Below I describe the installation and configuration steps to make the integration works, provide and example and finally expose some of the limits of the current release (0.8)

  1. First, install the map reduce components (Job tracker and Task tracker). One Job tracker and many task tracker as you have data nodes. Each distribution may provide different procedure for the installation, I’m using the Cloudera CDH3 distrib, which for the map reduce installation is well documented.
  2. Now proceed with the Pig installation,  it is also easy as long you are not trying the integration with Hbase.  You need only to install pig on the client side, you do not need to install it on each Data Node neither on the Name Node, but just on the machine where you want to run the pig program.
  3. Check your installation by entering the the grunt shell (just enter ‘pig’ from the shell).
  4. Now the tricky part – In order to use Pig/Hbase integration you in fact need to make Map Reduce jobs aware of Hbase classes, otherwise you will have “ClassNotFoundException” or worst the zookeeper exception like “org.apache.zookeeper.KeeperException$ConnectionLossException: KeeperErrorCode = ConnectionLoss for /hbase” during execution. The way to perform this easily without coping the hbase configurations into your hadoop configuration dir, is by using hadoop-env.sh and hbase to print its own classpath.
    So add to your hadoop-env.sh file file the following

    #define the location of hbase
    export HBASE_HOME=/usr/lib/hbase
    #Customize the classpath to make map reduce job aware of Hbase
    export HADOOP_CLASSPATH="`${HBASE_HOME}/bin/hbase classpath`:$HADOOP_CLASSPATH"
    </span>
  5. You will also need pig to be aware of Hbase configuration, for this you can use the HBASE_CONF_DIR environment variable (for CDH release), which is configured by default to be /etc/hbase/conf,

Ok your installation should be fine now, so let’s do an example…. For this example let assume we have stored in HBase a schema named TestTable, and column family named A, we have also several fields named field0, field1,…, and we want to extract this information and store it into ‘results/extract’.  In this case the pig script will looks like:

my_data = LOAD 'hbase://TestTable' USING org.apache.pig.backend.hadoop.hbase.HBaseStorage('A:field0 A:field1', '-loadKey=true') as (id, field0, field1);

store my_data into 'results/extract' using PigStorage(';');

So the above script indicate that the my_data relation will contains the fields “field0, field1” and the ID (due to the -loadKey parameter). These fields will be stored as id, field0, field1 under the ‘result/extract’ folder and values will be separated by semicolon.

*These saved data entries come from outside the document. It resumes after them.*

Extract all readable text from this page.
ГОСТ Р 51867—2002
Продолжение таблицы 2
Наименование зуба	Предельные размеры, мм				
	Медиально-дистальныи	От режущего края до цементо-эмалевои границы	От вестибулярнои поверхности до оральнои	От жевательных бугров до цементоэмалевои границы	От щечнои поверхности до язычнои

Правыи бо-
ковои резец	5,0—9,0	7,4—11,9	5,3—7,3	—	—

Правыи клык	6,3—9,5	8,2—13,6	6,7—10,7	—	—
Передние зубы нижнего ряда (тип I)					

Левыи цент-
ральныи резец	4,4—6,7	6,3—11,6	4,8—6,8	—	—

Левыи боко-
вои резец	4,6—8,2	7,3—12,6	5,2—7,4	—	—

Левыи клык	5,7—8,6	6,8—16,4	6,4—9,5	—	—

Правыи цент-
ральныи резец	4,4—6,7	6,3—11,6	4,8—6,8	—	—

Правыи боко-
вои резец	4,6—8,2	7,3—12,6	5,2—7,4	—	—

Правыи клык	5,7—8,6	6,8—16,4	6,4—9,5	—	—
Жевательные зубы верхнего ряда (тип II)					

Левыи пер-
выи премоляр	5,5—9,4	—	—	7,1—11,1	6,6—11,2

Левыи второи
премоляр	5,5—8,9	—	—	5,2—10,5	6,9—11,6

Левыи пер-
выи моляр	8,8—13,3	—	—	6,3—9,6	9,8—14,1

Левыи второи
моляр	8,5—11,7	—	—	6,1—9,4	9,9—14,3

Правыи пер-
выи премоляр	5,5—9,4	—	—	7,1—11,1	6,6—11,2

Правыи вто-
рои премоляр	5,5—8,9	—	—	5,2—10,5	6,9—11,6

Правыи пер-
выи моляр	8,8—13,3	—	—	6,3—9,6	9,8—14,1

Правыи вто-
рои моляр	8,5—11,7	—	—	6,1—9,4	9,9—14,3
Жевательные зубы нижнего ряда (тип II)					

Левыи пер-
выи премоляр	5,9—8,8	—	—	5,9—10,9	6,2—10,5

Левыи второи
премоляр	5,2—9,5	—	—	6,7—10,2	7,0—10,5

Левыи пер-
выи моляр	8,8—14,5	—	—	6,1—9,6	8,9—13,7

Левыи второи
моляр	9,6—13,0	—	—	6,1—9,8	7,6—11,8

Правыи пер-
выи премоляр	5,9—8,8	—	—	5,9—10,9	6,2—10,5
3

You can also use some comparison operator on the key. The current operator supported are lt, lte, gt, gte for lower than, lower than or equal, greater than and greather than or equal.

 Note: There is no support for logical operator, you can use more than one comparison operator which are chained as AND.

Limitations:

The current HBaseStorage, does not allow the usage of wildcard, that is if you need all the fields in a row, you need to enumerate them. Wildcard are supported in version 0.9.

You can use HBaseStorage to store back the records in HBase nevertheless the HBase usage is incosistent a bug was already opened on this.